Cannes 2023 | Les filles d’Olfa de Kaouther ben Hania, documentaire intime et méta sur une tragédie familiale

Cannes 2023 | Les filles d’Olfa de Kaouther ben Hania, documentaire intime et méta sur une tragédie familiale

Le dispositif du nouveau film de Kaouther Ben Hania est d’emblée séduisant : si deux des filles du personnage principal, Olfa, jouent leurs propres rôles dans ce documentaire familial extrêmement intime, les deux autres sont incarnées par des actrices, ainsi qu’Olfa elle-même lors des séquences qui lui sont trop difficiles à jouer. Tout cela est expliqué par les personnages eux-mêmes dès l’ouverture, dans une démarche meta relativement originale. Se mêlent donc tour à tour des discussions entre les comédiennes et les véritables personnages, des récits face caméra et des reconstitutions – affichées comme telles – de scènes-clefs du passé.

Au départ, on ne sait rien de l’histoire de cette femme et de ses 4 filles, ni des raisons qui ont poussé la réalisatrice à lui consacrer un film. Pourtant, ce que l’on découvre a quelque chose d’immédiatement exemplaire : une jeune fille mariée sans amour, le poids des traditions, la peur du péché, un désir de rébellion adolescent qui, dans la Tunisie des années 2000, ne trouve à s’exprimer que par la provocation punk ou le radicalisme religieux. Il s’agit à la fois d’une histoire particulière et d’un miroir grossissant de la Tunisie du XXIe siècle.

Malgré tout, le documentaire finit par se reposer un peu paresseusement sur son concept, et sur le potentiel émotionnel de son histoire. Si les séquences de « coulisses », lorsqu’Olfa et ses filles (réelles et de substitution) échangent sur le récit, sont souvent très fortes, d’autres passages de témoignages, parfois accompagnés de larmes, semblent plus classiques, et un peu inégaux. Quant aux reconstitutions, notamment lorsque Olfa souffle en direct à la comédienne qui l’interprète les phrases qui avaient été véritablement prononcées, ou quand tout le monde se met à débattre autour d’une situation en particulier, elles reposent sur une simple convention avec le spectateur, dans une démarche de méta-cinéma qui aurait mérité d’être approfondie.
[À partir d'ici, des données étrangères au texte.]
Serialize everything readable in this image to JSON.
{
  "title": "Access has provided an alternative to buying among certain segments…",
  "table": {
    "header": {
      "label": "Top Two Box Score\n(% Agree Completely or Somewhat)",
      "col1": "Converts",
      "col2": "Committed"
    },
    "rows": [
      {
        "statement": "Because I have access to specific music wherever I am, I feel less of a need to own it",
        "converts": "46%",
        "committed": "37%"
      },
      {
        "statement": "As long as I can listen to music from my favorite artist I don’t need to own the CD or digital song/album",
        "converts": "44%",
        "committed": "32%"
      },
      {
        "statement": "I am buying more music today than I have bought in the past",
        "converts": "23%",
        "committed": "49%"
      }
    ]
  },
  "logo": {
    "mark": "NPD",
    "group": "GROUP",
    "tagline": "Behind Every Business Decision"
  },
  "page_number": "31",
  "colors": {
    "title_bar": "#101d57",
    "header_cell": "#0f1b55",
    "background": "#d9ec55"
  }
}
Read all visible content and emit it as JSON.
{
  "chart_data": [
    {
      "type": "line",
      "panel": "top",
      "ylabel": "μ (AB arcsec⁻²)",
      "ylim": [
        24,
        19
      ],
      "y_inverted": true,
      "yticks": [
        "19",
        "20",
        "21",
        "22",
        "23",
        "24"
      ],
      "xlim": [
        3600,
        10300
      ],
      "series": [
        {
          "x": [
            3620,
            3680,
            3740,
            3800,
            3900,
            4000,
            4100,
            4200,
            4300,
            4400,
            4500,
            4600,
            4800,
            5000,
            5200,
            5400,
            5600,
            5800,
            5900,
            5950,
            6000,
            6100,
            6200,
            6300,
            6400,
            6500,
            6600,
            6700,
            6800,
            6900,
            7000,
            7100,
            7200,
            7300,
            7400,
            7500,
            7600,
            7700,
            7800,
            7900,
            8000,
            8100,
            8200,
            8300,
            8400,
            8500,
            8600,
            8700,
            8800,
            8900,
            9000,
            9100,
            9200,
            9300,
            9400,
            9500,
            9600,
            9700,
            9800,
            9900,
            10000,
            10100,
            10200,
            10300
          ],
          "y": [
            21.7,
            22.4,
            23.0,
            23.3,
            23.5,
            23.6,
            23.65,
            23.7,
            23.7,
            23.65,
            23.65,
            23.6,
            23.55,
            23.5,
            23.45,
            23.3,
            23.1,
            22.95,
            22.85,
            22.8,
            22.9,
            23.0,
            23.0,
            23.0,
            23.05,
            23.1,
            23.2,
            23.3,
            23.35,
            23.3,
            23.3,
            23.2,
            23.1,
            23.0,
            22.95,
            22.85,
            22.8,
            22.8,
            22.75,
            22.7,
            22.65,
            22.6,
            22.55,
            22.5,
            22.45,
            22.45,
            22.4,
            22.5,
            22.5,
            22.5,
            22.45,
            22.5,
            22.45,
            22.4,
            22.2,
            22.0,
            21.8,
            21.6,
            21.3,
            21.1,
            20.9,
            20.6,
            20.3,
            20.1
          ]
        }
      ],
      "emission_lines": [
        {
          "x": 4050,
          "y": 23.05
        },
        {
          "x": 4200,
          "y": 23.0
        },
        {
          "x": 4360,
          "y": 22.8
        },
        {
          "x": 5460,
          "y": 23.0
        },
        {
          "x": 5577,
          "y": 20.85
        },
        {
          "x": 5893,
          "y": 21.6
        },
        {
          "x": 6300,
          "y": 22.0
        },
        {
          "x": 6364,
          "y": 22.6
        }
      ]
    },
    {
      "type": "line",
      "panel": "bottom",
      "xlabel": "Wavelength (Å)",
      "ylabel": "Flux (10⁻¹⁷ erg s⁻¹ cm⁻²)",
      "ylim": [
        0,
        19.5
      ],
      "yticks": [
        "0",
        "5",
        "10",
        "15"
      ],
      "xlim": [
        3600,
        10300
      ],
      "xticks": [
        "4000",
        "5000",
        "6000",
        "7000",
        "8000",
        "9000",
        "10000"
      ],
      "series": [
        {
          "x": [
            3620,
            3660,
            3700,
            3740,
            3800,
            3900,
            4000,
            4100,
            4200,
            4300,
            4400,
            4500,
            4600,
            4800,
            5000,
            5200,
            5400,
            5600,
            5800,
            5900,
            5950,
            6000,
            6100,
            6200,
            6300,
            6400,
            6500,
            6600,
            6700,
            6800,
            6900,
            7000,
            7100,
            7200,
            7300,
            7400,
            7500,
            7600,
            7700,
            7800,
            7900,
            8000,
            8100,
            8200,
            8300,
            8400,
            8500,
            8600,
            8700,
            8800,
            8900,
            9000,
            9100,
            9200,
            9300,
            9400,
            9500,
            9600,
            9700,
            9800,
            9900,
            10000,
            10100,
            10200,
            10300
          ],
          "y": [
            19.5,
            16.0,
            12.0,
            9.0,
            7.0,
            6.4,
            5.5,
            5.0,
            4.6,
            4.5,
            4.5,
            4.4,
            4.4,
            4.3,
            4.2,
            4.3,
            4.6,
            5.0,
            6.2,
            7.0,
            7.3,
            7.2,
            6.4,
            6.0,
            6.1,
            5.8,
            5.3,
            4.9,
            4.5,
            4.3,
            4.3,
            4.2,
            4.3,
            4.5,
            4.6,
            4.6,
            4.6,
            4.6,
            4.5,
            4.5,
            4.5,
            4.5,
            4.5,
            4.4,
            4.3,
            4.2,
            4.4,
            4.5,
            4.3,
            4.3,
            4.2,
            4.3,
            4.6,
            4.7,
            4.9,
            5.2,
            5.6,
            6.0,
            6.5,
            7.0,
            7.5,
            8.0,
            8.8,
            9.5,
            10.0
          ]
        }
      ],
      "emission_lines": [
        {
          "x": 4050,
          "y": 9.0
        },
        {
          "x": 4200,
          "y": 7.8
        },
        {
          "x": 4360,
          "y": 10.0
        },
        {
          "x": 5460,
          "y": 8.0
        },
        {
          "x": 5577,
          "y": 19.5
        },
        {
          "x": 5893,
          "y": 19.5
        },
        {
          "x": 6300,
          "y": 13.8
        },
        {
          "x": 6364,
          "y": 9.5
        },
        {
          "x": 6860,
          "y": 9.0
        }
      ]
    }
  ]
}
Reflets de la société contemporaine

On est ainsi saisi par quelques jolis moments, à l’image de cet instant de légèreté bienvenu lorsque les deux filles d’Olfa expliquent les différentes manières de porter le voile intégral (soit très pudiquement, soit de manière très aguicheuse), ou quand s’exprime une forme de solidarité entre les différentes femmes, comédiennes incluses. À d’autres moments, c’est plus dur, car en filigrane, le film met aussi au jour les contradictions nombreuses d’Olfa (obsédée par la « vertu » de ses filles jusqu’à en devenir maltraitante), reflets de celles d’une société qui est tout sauf conciliante avec les femmes.

On navigue donc entre différentes tonalités, qui racontent finalement avec beaucoup de simplicité une histoire singulière, poignante et évidemment extrêmement contemporaine. Si Les filles d’Olfa n’est pas exempt de naïveté et de scories ostentatoires (on pleure beaucoup devant la caméra de la cinéaste, qui en rajoute parfois avec des effets de caméra appuyés), il faut reconnaître au film le mérite de tenter une approche formelle qui permet de multiplier les perspectives à la fois sur la tragédie personnelle de la famille et sur ce qu’elle dévoile de la société et de l’époque, entre repli sur soi et radicalisation des points de vue.